Cerebrolysin patients showed nearly 3x greater improvement in MMSE scores compared to placebo:

  • Cerebrolysin: +5.8 points
  • Placebo: +2.1 points

Functional Outcomes

68% of Cerebrolysin patients achieved good functional outcome (independent living) compared to only 47% of placebo patients - a 45% relative improvement.

Domain-Specific Benefits

Particular improvements in:

  • Executive function: Complex task performance improved dramatically
  • Memory: Word recall increased significantly
  • Attention: Processing speed enhanced

Brain Imaging

MRI showed reduced brain swelling and markers of enhanced neuroplasticity, suggesting actual structural brain repair.

Significance

This high-quality RCT provides strong evidence that Cerebrolysin genuinely enhances cognitive recovery after stroke, offering hope for millions of survivors worldwide.


Statistical Results

MMSE improvement: Cerebrolysin +5.8±2.3 points vs. placebo +2.1±1.9 (p<0.0001). MoCA improvement: +6.2±2.7 vs. +2.8±2.1 (p<0.001). Good outcome (mRS 0-2): 68% vs. 47% (RR=1.45, p<0.01).
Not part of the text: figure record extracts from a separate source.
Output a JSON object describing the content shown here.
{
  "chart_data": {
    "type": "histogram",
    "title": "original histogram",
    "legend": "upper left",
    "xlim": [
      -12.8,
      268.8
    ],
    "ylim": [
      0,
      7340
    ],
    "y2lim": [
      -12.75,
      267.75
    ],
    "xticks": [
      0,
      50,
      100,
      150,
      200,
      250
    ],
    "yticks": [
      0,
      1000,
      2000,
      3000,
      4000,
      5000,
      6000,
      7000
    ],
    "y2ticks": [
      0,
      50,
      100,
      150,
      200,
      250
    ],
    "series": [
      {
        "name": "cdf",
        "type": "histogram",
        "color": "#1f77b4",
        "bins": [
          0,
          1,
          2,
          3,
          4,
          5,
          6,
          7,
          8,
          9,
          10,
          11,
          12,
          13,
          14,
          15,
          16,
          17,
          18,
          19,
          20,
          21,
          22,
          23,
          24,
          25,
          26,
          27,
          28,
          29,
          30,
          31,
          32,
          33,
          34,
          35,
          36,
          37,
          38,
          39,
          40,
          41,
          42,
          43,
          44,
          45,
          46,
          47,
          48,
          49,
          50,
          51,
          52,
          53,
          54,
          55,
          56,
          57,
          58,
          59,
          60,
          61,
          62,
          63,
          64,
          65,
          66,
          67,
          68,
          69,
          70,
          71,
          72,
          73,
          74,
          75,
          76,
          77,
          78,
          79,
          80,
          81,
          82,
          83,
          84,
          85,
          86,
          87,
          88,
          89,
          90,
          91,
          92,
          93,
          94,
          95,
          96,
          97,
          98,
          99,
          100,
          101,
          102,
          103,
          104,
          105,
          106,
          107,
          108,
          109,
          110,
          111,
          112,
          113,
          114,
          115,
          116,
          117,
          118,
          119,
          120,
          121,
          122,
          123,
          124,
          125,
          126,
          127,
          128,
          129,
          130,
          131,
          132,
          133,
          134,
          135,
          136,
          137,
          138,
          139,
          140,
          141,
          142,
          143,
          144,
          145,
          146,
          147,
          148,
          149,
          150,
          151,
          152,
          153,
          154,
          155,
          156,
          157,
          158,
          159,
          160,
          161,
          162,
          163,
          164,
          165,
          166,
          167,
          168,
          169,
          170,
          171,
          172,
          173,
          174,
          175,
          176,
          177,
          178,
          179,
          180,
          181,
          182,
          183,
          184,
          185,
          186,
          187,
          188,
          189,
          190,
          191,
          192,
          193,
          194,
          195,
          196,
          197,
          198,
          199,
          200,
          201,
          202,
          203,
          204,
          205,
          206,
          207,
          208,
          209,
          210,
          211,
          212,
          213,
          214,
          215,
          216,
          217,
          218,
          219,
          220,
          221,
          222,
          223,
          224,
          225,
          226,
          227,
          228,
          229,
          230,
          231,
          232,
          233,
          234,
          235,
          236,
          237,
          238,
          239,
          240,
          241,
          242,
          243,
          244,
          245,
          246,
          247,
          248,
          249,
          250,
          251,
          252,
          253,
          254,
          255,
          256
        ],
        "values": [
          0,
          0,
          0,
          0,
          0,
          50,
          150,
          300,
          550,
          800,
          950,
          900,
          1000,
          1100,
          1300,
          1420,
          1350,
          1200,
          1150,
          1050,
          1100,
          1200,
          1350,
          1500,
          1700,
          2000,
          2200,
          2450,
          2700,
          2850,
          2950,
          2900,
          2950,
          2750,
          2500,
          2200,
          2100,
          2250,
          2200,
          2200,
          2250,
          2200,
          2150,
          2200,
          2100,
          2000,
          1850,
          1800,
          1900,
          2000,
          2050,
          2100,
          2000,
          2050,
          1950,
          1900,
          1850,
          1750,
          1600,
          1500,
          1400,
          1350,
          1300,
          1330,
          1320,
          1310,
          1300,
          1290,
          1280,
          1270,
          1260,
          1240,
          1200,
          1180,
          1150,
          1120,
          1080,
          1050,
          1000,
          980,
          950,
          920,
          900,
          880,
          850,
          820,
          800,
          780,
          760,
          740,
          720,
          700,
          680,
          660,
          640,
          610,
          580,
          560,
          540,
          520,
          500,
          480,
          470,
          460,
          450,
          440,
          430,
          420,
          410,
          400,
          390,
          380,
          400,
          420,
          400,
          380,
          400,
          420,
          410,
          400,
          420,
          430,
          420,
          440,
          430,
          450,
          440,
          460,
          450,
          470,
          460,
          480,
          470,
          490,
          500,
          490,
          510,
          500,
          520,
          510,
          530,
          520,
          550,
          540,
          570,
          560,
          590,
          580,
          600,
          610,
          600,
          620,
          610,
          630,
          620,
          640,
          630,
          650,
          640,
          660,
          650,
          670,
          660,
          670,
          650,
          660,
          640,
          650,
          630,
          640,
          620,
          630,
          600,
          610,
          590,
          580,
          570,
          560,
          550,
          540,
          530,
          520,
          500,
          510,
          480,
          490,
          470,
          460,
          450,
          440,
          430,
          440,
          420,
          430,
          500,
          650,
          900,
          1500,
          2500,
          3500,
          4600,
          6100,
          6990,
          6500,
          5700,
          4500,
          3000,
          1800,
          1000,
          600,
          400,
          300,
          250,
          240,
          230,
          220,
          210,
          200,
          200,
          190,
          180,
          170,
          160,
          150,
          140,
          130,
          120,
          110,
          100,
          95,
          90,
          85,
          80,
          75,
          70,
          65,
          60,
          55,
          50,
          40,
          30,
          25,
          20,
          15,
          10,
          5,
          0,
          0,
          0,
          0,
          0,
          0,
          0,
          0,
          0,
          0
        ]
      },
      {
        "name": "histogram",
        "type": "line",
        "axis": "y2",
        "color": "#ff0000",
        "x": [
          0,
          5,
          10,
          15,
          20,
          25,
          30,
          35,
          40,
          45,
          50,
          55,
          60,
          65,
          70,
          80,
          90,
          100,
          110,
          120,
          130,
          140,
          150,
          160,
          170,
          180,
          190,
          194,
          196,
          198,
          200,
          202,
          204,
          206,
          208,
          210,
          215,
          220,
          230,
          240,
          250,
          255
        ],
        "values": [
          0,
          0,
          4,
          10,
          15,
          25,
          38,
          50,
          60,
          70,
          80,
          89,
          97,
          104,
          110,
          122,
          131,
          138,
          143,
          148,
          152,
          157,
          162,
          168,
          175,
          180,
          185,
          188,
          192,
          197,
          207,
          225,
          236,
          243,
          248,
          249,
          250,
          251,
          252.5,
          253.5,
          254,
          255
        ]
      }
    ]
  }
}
Executive function (TMT-B): -38.2s improvement vs. -15.7s (p<0.001). Memory (RAVLT): +4.8 words vs. +2.1 words (p<0.01).

Study Limitations

  • Limited to ischemic stroke (excludes hemorrhagic)
  • Relatively short follow-up (90 days)
  • Single country study
  • Mechanism of cognitive enhancement incompletely understood
  • No neuroimaging correlation with functional outcomes

Adverse Events

  • Injection site reactions (4.2%)
  • Headache (6.7%, similar to placebo 5.9%)
  • No serious adverse events
  • Well tolerated

Key Findings

  • Dramatic cognitive improvement (2.8x better than placebo)
  • Enhanced functional independence
  • Improved executive function and memory
  • Better quality of life
  • Evidence of brain repair on imaging

Mechanism of Action

Neurotrophic support via BDNF/NGF-like effects, enhancement of neuroplasticity, reduction of excitotoxicity, and promotion of synaptogenesis.